The 2020 County Health Rankings, which provide local population health data to better understand the needs of communities across the country, were released in late March, giving new insight into how Colorado counties fare on several health indicators. The Robert Wood Johnson Foundation has released the rankings annually for a decade.
The rankings illustrate how long and how well people live based on an analysis of five health outcomes and over two dozen health factors. The 2020 County Health Rankings include several new indicators, including data related to juvenile arrests, suicides, traffic volume, and third-grade reading and math scores, as well as data it has been using for years about adult smoking, preventable hospital stays, and income inequality.
Detailed local data are critical to understanding and addressing our differing communities’ needs.
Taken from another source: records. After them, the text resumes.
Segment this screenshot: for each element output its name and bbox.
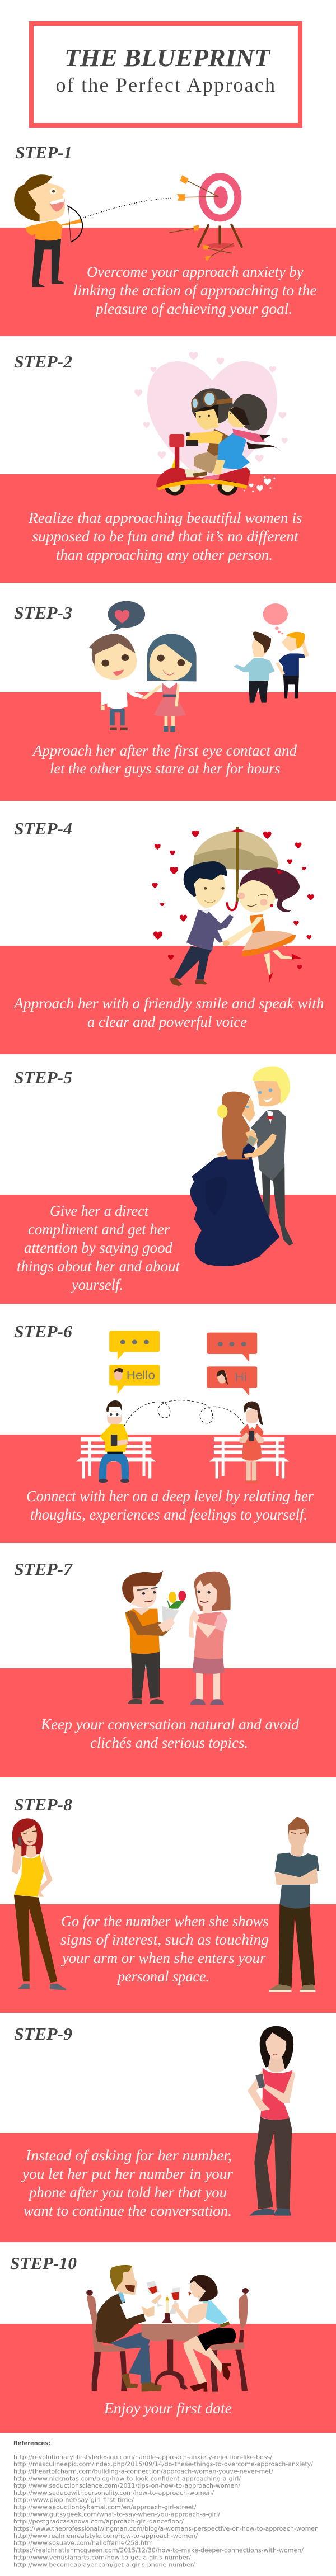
text block: step 3: let the other guys stare at her for hours [50, 760, 281, 777]
references list [13, 2454, 319, 2568]
band: step 2 [0, 474, 336, 583]
references list: https://realchristianmcqueen.com/2015/12/30/how-to-make-deeper-connections-with-women/ [13, 2547, 304, 2554]
references [13, 2440, 319, 2568]
references list: http://www.seducewithpersonality.com/how-to-approach-women/ [13, 2489, 214, 2497]
text block: step 8: signs of interest, such as touching [60, 1931, 269, 1948]
text block: step 7: clichés and serious topics. [90, 1734, 248, 1751]
text block: step 9: you let her put her number in your [21, 2165, 233, 2182]
text block: step 9: Instead of asking for her number, [25, 2147, 232, 2164]
references list: http://www.gutsygeek.com/what-to-say-when-you-approach-a-girl/ [13, 2511, 220, 2518]
references list: http://www.seductionbykamal.com/en/approach-girl-street/ [13, 2503, 197, 2511]
illustration: chat bubbles and people on benches [76, 1331, 290, 1484]
text block: step 8 [60, 1913, 269, 1985]
text block: step 6: thoughts, experiences and feelings to yourself. [30, 1506, 307, 1523]
panel: step 10 [0, 2253, 336, 2433]
text block: step 6: Connect with her on a deep level by relating her [26, 1488, 314, 1504]
illustration: chat bubbles and people on benches: Hi [235, 1370, 246, 1384]
references list: http://www.seductionscience.com/2011/tips-on-how-to-approach-women/ [13, 2482, 240, 2489]
illustration: couple on a date at table [86, 2265, 249, 2392]
panel: step 2 [0, 352, 336, 583]
text block: step 10: Enjoy your first date [104, 2400, 232, 2417]
panel: step 4 [0, 819, 336, 1054]
illustration: couple holding hands and two men watching [89, 601, 309, 732]
band: step 3 [0, 692, 336, 801]
text block: step 7: Keep your conversation natural and avoid [40, 1716, 299, 1733]
references list: http://revolutionarylifestyledesign.com/handle-approach-anxiety-rejection-like-boss/ [13, 2454, 272, 2461]
text block: step 9 [21, 2147, 233, 2219]
heading: step 9: STEP-9 [14, 2024, 72, 2044]
text block: step 5 [17, 1202, 180, 1293]
heading: step 5: STEP-5 [14, 1068, 72, 1087]
panel: step 8 [0, 1795, 336, 2013]
heading: step 4: STEP-4 [14, 819, 72, 838]
text block: step 5: Give her a direct [50, 1202, 149, 1219]
illustration: couple on scooter [134, 352, 288, 496]
references list: http://www.venusianarts.com/how-to-get-a-girls-number/ [13, 2554, 191, 2561]
illustration: chat bubbles and people on benches: Hello [127, 1368, 155, 1382]
heading: step 10: STEP-10 [10, 2253, 77, 2273]
references list: http://masculineepic.com/index.php/2015/09/14/do-these-things-to-overcome-approach-anxiety/ [13, 2461, 313, 2468]
references list: http://www.piop.net/say-girl-first-time/ [13, 2497, 134, 2503]
text block: step 2: Realize that approaching beautiful women is [28, 509, 302, 526]
title box [31, 23, 300, 125]
text block: step 1: linking the action of approaching to the [73, 282, 317, 299]
text block: step 2: supposed to be fun and that it’s no different [32, 528, 299, 545]
text block: step 7 [40, 1716, 299, 1751]
text block: step 4: a clear and powerful voice [87, 1013, 247, 1030]
panel: step 3 [0, 601, 336, 801]
text block: step 8: your arm or when she enters your [60, 1950, 266, 1966]
text block: step 2: than approaching any other person. [56, 546, 273, 563]
title heading: THE BLUEPRINT [64, 44, 271, 72]
references list: http://www.realmenrealstyle.com/how-to-approach-women/ [13, 2532, 198, 2540]
heading: step 6: STEP-6 [14, 1322, 72, 1341]
text block: step 9: phone after you told her that you [28, 2184, 227, 2201]
text block: step 9: want to continue the conversation. [24, 2202, 232, 2219]
text block: step 1: Overcome your approach anxiety by [87, 263, 304, 280]
text block: step 1: pleasure of achieving your goal. [95, 300, 292, 317]
illustration: couple under umbrella with hearts [152, 827, 314, 986]
title subheading: of the Perfect Approach [56, 74, 275, 96]
text block: step 3: Approach her after the first eye contact and [32, 742, 297, 759]
text block: step 5: attention by saying good [24, 1239, 172, 1256]
text block: step 5: compliment and get her [28, 1221, 170, 1238]
text block: step 6 [26, 1488, 314, 1523]
text block: step 8: Go for the number when she shows [61, 1913, 269, 1929]
panel: step 7 [0, 1559, 336, 1777]
text block: step 5: things about her and about [17, 1258, 180, 1275]
references list: http://www.nicknotas.com/blog/how-to-look-confident-approaching-a-girl/ [13, 2475, 241, 2482]
band: step 1 [0, 228, 336, 336]
text block: step 2 [28, 509, 302, 563]
band: step 8 [0, 1904, 336, 2013]
heading: step 3: STEP-3 [14, 603, 72, 622]
references list: http://www.becomeaplayer.com/get-a-girls-phone-number/ [13, 2561, 195, 2568]
references list: http://www.sosuave.com/halloffame/258.htm [13, 2539, 153, 2547]
heading: step 7: STEP-7 [14, 1559, 73, 1579]
band: step 4 [0, 946, 336, 1054]
text block: step 3 [32, 742, 297, 777]
heading: step 8: STEP-8 [14, 1795, 72, 1814]
illustration: man giving flowers to woman [122, 1570, 231, 1705]
heading: step 1: STEP-1 [15, 143, 72, 162]
panel: step 6 [0, 1322, 336, 1543]
text block: step 5: yourself. [70, 1276, 123, 1293]
band: step 5 [0, 1195, 336, 1304]
references list: https://www.theprofessionalwingman.com/blog/a-womans-perspective-on-how-to-approach-women [13, 2525, 319, 2532]
illustration: couple in formal dress [190, 1066, 293, 1266]
band: step 9 [0, 2133, 336, 2242]
illustration: woman with phone [248, 2026, 295, 2216]
panel: step 5 [0, 1066, 336, 1304]
references heading: References: [13, 2440, 50, 2447]
illustration: woman on phone [12, 1818, 67, 1990]
references list: http://theartofcharm.com/building-a-connection/approach-woman-youve-never-met/ [13, 2468, 273, 2475]
text block: step 8: personal space. [116, 1968, 209, 1985]
panel: step 1 [0, 143, 336, 336]
band: step 6 [0, 1435, 336, 1543]
text block: step 4: Approach her with a friendly smile and speak with [13, 995, 324, 1012]
references list: http://postgradcasanova.com/approach-girl-dancefloor/ [13, 2518, 184, 2525]
band: step 7 [0, 1668, 336, 1777]
band: step 10 [0, 2324, 336, 2433]
text block: step 4 [13, 995, 324, 1030]
illustration: archer and target [14, 173, 242, 287]
text block: step 1 [73, 263, 317, 317]
heading: step 2: STEP-2 [14, 352, 72, 371]
illustration: man with crossed arms [269, 1817, 319, 1992]
panel: step 9 [0, 2024, 336, 2242]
They allow community leaders and residents to design and implement strategies that create opportunities for everyone to lead their healthiest life possible.
As the economic consequences of the COVID-19 pandemic play out, access to health care, healthy food, and housing are particularly pressing questions for many people. The County Health Rankings offer insight into what areas of the state were already facing challenges in these areas.
In Colorado, counties along the Front Range have better access to care; counties in the rural east and south of the state have improved over time but have lower overall scores. Meanwhile, around 5 percent of Coloradans do not have access to healthy foods, and 17 percent experience severe housing problems such as overcrowding or high housing costs, according to the rankings. These issues are also particularly prevalent in some southern and rural counties.